Je ne peux que me féliciter que Joëlle Milquet reprenne aujourd’hui cette initiative au niveau fédéral. Les mentalités, heureusement, évoluent au sein de l’Union européenne, et de plus en plus d’Etats suivent l’exemple de la Norvège : l’Assemblée nationale française vient d’adopter une loi imposant aux CA des 650 entreprises cotées en Bourse et des entreprises publiques de contenir 20 % de femmes dans les 3 ans et 40 % dans les 6 ans.
L’Espagne a également introduit ce système de quotas et une quinzaine de pays européens étudient l’opportunité de voter une législation similaire. Le gouvernement islandais a, pour sa part, nommé deux femmes à la tête des banques dont les faillites ont contribué à ruiner l’économie du pays. La Belgique doit également suivre cet exemple, il y a désormais urgence. Tout comme Dominique Estienne, présidente de la Commission "Femmes et entreprises", qui s’est exprimée dans "La Libre" le 2 février dernier, je considère qu’il faut que les choses bougent.

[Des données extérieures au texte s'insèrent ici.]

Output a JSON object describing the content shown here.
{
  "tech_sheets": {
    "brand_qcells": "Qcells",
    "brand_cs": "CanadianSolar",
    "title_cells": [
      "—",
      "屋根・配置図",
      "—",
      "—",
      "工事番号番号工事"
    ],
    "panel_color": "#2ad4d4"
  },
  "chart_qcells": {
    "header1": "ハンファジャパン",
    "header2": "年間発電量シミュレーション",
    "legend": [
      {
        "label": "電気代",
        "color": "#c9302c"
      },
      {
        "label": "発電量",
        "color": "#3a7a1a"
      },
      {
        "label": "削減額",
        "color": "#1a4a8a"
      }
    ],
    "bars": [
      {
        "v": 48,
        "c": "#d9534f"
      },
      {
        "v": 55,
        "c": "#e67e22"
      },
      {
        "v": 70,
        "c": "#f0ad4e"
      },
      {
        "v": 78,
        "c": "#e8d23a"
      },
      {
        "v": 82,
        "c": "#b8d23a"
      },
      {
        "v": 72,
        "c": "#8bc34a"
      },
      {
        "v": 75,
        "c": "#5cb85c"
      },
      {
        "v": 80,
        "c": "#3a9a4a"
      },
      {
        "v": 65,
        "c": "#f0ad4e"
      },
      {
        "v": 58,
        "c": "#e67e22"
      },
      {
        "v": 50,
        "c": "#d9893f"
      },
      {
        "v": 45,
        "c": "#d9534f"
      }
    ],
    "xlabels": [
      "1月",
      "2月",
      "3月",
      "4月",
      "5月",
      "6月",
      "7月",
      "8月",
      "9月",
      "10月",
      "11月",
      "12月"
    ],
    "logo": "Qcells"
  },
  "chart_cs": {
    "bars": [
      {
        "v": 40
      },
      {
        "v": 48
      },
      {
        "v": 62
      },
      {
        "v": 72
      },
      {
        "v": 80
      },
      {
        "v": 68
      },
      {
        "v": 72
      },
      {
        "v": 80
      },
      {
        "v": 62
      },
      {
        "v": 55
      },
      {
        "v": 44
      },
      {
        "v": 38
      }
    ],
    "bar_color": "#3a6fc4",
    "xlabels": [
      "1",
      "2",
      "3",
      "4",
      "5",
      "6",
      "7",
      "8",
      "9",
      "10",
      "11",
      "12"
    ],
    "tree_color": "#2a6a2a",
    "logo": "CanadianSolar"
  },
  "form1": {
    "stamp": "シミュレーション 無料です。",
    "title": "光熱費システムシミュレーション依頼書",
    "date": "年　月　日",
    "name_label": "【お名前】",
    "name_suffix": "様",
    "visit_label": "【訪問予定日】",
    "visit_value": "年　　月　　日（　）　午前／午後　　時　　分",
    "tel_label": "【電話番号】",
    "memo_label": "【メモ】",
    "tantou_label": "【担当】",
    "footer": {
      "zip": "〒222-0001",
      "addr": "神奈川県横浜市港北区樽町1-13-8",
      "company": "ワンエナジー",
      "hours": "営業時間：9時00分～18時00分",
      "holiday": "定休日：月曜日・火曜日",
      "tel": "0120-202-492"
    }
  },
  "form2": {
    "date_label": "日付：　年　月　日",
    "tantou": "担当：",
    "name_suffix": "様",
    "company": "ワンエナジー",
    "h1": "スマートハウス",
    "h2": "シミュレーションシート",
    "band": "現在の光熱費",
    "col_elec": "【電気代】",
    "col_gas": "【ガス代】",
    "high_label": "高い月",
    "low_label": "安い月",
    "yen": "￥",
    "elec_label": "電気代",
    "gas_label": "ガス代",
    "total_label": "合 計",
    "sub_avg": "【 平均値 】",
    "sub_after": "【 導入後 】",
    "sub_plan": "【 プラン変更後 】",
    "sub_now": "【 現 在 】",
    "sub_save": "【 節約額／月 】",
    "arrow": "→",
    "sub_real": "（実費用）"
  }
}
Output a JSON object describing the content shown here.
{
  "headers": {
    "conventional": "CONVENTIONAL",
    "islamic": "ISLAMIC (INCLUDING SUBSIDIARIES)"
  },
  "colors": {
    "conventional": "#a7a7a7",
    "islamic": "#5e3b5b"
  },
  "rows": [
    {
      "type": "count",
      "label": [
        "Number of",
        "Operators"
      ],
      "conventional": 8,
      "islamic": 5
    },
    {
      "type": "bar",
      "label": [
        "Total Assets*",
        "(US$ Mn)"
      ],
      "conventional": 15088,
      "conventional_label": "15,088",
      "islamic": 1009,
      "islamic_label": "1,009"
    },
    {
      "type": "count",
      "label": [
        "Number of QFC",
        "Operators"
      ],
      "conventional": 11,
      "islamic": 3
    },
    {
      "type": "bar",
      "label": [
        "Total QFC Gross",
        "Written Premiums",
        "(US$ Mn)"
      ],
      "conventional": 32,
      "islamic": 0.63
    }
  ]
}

Il ne s’agit pas simplement de changer la société; il faut également résoudre la crise : une présence accrue des femmes dans les entreprises les plus importantes contribuera à nous assurer une sortie de crise et peut-être à en éviter une suivante.
L’Observatoire de la féminisation des entreprises françaises du Ceram Business School (1) vient de publier une étude particulièrement intéressante qui conclut qu’en France, plus l’encadrement d’une entreprise est féminin et moins son cours de Bourse a chuté depuis le 1er janvier 2008. De même, et dans une moindre mesure, plus les effectifs d’une entreprise sont féminisés et moins son cours de Bourse a chuté depuis le 1er janvier 2008.
De plus, l’étude Women Matter, réalisée par McKinsey&Company (2) en 2007, révèle que les entreprises ayant plus de trois femmes dans leurs fonctions de direction sont plus performantes que celles qui sont en dessous de ce seuil. Les entreprises ont donc tout à gagner à davantage de mixité. Il est temps de changer les mentalités; il est temps de changer la société. Les femmes ne devraient pas être seules à mener ce combat. Et c’est un homme qui vous le dit.